In 2024, Meesho introduced Valmo, a logistics marketplace, to provide shipment services to sellers by aggregating multiple logistics providers. Meesho employs over 3,000 small businesses and 10-12 large firms for warehousing and sorting operations within its logistics framework. According to media reports, Valmo operating in approximately 15,000 pincodes in India with around 6,000 partners. It is reported to handle over 50% of Meesho's daily orders.

In November 2024, Meesho introduced a generative AI-powered voice bot for customer support, managing approximately 60,000 calls daily in English and Hindi. According to media reports, the system resolves the majority of queries without human assistance, with only a small fraction of calls requiring manual intervention.

According to media reports, in 2024, Meesho prevented over 22 million suspicious or potentially fraudulent transactions on its platform. The company initiated legal proceedings, resulting in the filing of twelve cases, including nine specifically targeting over forty individuals in the cities of Kolkata and Ranchi.
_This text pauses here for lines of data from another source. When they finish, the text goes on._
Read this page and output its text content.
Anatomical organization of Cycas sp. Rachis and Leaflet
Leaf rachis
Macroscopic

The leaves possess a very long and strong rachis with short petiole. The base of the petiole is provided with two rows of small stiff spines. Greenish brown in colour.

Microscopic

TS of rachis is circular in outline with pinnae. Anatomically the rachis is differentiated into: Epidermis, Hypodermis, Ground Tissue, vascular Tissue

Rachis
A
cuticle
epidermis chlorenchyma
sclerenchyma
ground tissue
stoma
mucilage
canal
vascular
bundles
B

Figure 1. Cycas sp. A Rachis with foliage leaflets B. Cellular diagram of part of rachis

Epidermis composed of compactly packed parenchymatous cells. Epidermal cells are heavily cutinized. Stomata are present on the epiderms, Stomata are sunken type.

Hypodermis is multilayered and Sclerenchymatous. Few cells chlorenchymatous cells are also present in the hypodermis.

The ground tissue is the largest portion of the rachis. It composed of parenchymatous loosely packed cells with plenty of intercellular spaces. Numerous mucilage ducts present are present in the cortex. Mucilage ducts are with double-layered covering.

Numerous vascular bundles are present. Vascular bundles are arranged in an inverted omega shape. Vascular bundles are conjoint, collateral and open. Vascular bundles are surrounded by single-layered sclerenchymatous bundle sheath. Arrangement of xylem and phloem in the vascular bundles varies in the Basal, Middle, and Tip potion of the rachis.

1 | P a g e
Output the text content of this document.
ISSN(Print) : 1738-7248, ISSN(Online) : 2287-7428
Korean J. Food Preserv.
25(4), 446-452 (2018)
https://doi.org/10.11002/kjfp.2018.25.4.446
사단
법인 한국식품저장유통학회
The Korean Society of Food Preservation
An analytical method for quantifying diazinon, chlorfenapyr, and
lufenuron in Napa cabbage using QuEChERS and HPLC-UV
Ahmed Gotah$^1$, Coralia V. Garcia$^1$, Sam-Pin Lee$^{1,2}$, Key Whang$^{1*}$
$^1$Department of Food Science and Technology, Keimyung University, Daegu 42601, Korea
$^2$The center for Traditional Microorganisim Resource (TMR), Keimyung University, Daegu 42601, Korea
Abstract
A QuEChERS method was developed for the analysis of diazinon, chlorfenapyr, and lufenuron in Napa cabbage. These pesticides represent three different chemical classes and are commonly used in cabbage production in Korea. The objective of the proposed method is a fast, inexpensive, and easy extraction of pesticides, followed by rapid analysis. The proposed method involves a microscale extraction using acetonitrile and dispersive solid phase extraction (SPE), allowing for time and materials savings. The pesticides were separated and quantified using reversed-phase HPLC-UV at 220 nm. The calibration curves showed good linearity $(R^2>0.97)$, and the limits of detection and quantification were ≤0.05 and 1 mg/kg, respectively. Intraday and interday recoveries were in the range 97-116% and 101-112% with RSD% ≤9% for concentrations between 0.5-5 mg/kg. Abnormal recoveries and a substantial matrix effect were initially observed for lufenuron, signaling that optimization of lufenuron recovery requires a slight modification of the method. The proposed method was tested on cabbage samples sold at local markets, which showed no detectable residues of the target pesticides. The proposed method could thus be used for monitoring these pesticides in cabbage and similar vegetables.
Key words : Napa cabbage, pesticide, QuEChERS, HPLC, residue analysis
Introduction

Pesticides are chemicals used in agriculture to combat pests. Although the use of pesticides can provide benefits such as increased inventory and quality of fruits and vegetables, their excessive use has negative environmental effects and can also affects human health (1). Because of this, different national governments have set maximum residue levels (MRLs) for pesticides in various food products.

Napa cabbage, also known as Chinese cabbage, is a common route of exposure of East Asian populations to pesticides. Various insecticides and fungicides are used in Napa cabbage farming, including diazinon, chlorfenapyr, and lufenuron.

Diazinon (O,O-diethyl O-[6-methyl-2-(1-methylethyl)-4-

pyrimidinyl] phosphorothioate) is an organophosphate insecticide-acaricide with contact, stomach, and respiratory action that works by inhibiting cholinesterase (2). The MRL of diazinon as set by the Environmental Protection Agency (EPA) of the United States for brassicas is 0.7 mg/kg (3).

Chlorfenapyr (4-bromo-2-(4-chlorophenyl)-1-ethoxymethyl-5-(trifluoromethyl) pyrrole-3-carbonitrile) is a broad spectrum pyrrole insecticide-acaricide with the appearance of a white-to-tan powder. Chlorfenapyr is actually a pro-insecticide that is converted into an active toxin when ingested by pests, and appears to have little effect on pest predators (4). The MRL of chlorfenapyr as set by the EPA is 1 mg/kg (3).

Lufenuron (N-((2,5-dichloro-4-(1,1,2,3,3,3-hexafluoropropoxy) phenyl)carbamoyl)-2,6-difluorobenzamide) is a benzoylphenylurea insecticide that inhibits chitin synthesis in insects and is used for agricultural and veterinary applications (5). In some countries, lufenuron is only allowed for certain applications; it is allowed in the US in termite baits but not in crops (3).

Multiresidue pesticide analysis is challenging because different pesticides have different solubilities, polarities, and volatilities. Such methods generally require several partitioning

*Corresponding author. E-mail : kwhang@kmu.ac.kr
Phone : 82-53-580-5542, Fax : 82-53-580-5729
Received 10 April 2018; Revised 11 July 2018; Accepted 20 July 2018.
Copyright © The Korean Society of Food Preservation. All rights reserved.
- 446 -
The company filed a suit in the Delhi High Court for a permanent [[Injunction|injunction]] against parties operating deceptive websites misappropriating its brand identity.

Meesha went public through an initial public offering in December 2025, raising $603 million. It is listed on both the BSE and NSE.

==Recognition==
In 2023, Meesho was named one of the most influential companies of the year by Time (magazine).